The organisations suggest the benefits of transparent data sharing include public trust; checking data integrity; removing a source of bias, lack of public access to negative trials has been identified as a source of bias, weakening conclusions of systematic reviews and providing a false sense of reassurance on the safety or efficacy of medicines; allowing science to advance faster, by avoiding repetition of unnecessary trials and wasting resources; and improving overall data quality and standardisation with public scrutiny.

They acknowledged that while there may be a small risk of misuse of data (piracy or data mining for unfair commercial purpose) and misinterpretation, trial data could be put in context when published with a regulatory review.

They argue that it cannot be justified to keep efficacy and safety data of a medicine available on the market, or which has been refused access to the market, confidential. As such data must be published at the time of finalisation of the regulatory review.
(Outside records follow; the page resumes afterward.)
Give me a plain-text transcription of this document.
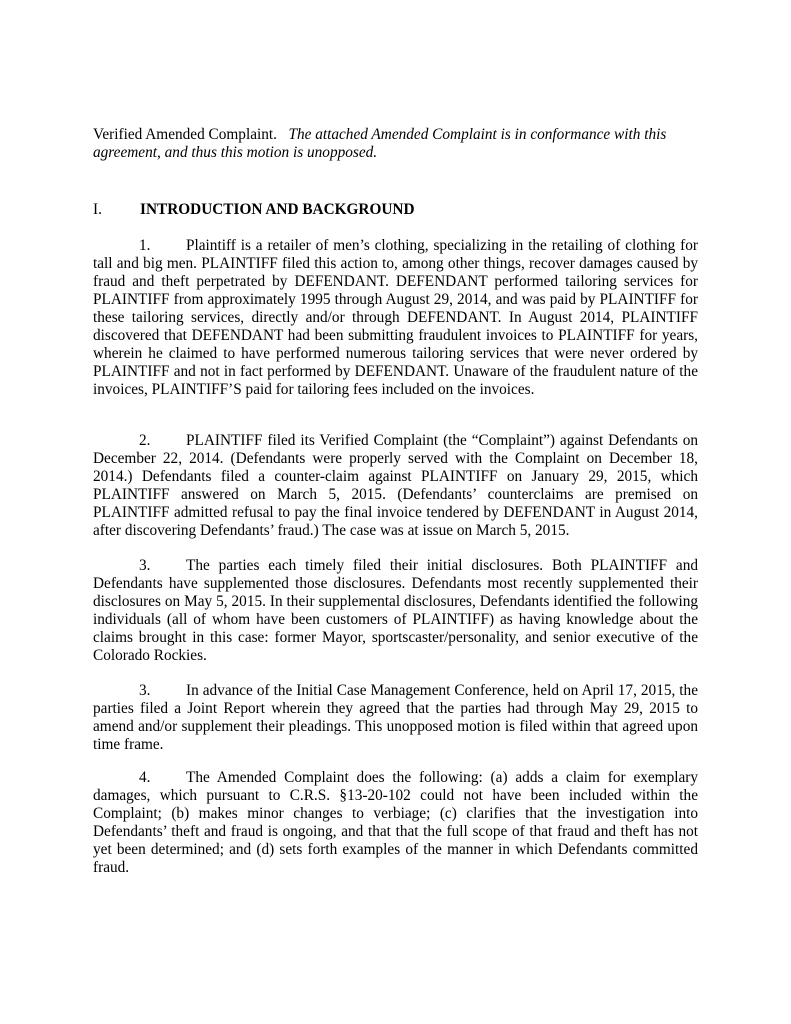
Verified Amended Complaint. The attached Amended Complaint is in conformance with this agreement, and thus this motion is unopposed.
I. INTRODUCTION AND BACKGROUND
1. Plaintiff is a retailer of men’s clothing, specializing in the retailing of clothing for tall and big men. PLAINTIFF filed this action to, among other things, recover damages caused by fraud and theft perpetrated by DEFENDANT. DEFENDANT performed tailoring services for PLAINTIFF from approximately 1995 through August 29, 2014, and was paid by PLAINTIFF for these tailoring services, directly and/or through DEFENDANT. In August 2014, PLAINTIFF discovered that DEFENDANT had been submitting fraudulent invoices to PLAINTIFF for years, wherein he claimed to have performed numerous tailoring services that were never ordered by PLAINTIFF and not in fact performed by DEFENDANT. Unaware of the fraudulent nature of the invoices, PLAINTIFF’S paid for tailoring fees included on the invoices.
2. PLAINTIFF filed its Verified Complaint (the “Complaint”) against Defendants on December 22, 2014. (Defendants were properly served with the Complaint on December 18, 2014.) Defendants filed a counter-claim against PLAINTIFF on January 29, 2015, which PLAINTIFF answered on March 5, 2015. (Defendants’ counterclaims are premised on PLAINTIFF admitted refusal to pay the final invoice tendered by DEFENDANT in August 2014, after discovering Defendants’ fraud.) The case was at issue on March 5, 2015.
3. The parties each timely filed their initial disclosures. Both PLAINTIFF and Defendants have supplemented those disclosures. Defendants most recently supplemented their disclosures on May 5, 2015. In their supplemental disclosures, Defendants identified the following individuals (all of whom have been customers of PLAINTIFF) as having knowledge about the claims brought in this case: former Mayor, sportscaster/personality, and senior executive of the Colorado Rockies.
3. In advance of the Initial Case Management Conference, held on April 17, 2015, the parties filed a Joint Report wherein they agreed that the parties had through May 29, 2015 to amend and/or supplement their pleadings. This unopposed motion is filed within that agreed upon time frame.
4. The Amended Complaint does the following: (a) adds a claim for exemplary damages, which pursuant to C.R.S. §13-20-102 could not have been included within the Complaint; (b) makes minor changes to verbiage; (c) clarifies that the investigation into Defendants’ theft and fraud is ongoing, and that that the full scope of that fraud and theft has not yet been determined; and (d) sets forth examples of the manner in which Defendants committed fraud.
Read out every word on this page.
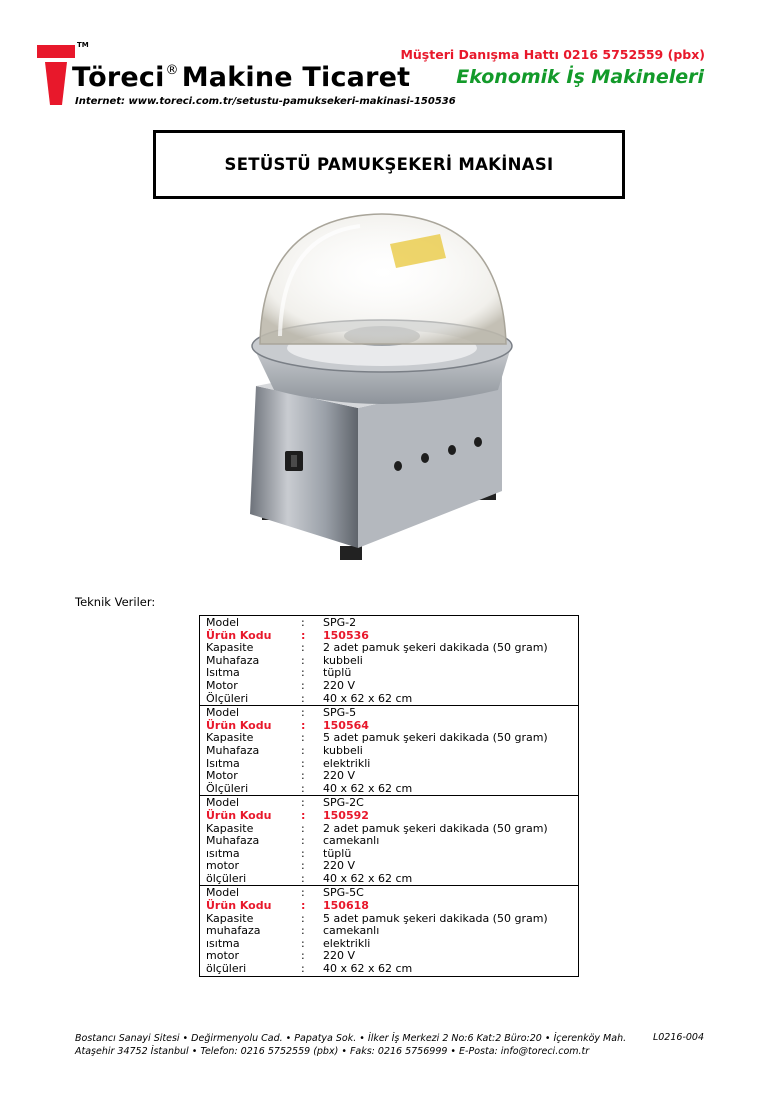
TM
Töreci® Makine Ticaret
Internet: www.toreci.com.tr/setustu-pamuksekeri-makinasi-150536
Müşteri Danışma Hattı 0216 5752559 (pbx)
Ekonomik İş Makineleri
SETÜSTÜ PAMUKŞEKERİ MAKİNASI
Teknik Veriler:
Model	: SPG-2
Ürün Kodu	: 150536
Kapasite	: 2 adet pamuk şekeri dakikada (50 gram)
Muhafaza	: kubbeli
Isıtma	: tüplü
Motor	: 220 V
Ölçüleri	: 40 x 62 x 62 cm
Model	: SPG-5
Ürün Kodu	: 150564
Kapasite	: 5 adet pamuk şekeri dakikada (50 gram)
Muhafaza	: kubbeli
Isıtma	: elektrikli
Motor	: 220 V
Ölçüleri	: 40 x 62 x 62 cm
Model	: SPG-2C
Ürün Kodu	: 150592
Kapasite	: 2 adet pamuk şekeri dakikada (50 gram)
Muhafaza	: camekanlı
ısıtma	: tüplü
motor	: 220 V
ölçüleri	: 40 x 62 x 62 cm
Model	: SPG-5C
Ürün Kodu	: 150618
Kapasite	: 5 adet pamuk şekeri dakikada (50 gram)
muhafaza	: camekanlı
ısıtma	: elektrikli
motor	: 220 V
ölçüleri	: 40 x 62 x 62 cm
Bostancı Sanayi Sitesi • Değirmenyolu Cad. • Papatya Sok. • İlker İş Merkezi 2 No:6 Kat:2 Büro:20 • İçerenköy Mah.
Ataşehir 34752 İstanbul • Telefon: 0216 5752559 (pbx) • Faks: 0216 5756999 • E-Posta: info@toreci.com.tr
L0216-004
They acknowledge that some regulators regularly publish the data that support positive approvals, but fewer do this for rejections, and that many completed trials on publication platforms only disclose protocols while results remain partial, outdated or unpublished.

ICMRA and WHO stated that while they are conscious of concerns that some stakeholders may have as regulators move to greater levels of transparency, they remain confident of the overwhelming positive public health benefits of doing so.

They concluded their statement: “Providing systematic public access to data supporting approvals and rejections of medicines reviewed by regulators, is long overdue despite existing initiatives, such as those from the European Medicines Agency and Health Canada. The COVID-19 pandemic has revealed how essential to public trust access to data is. ICMRA and WHO call on the pharmaceutical industry to commit, within short timelines, and without waiting for legal changes, to provide voluntary unrestricted access to trial results data for the benefit of public health.”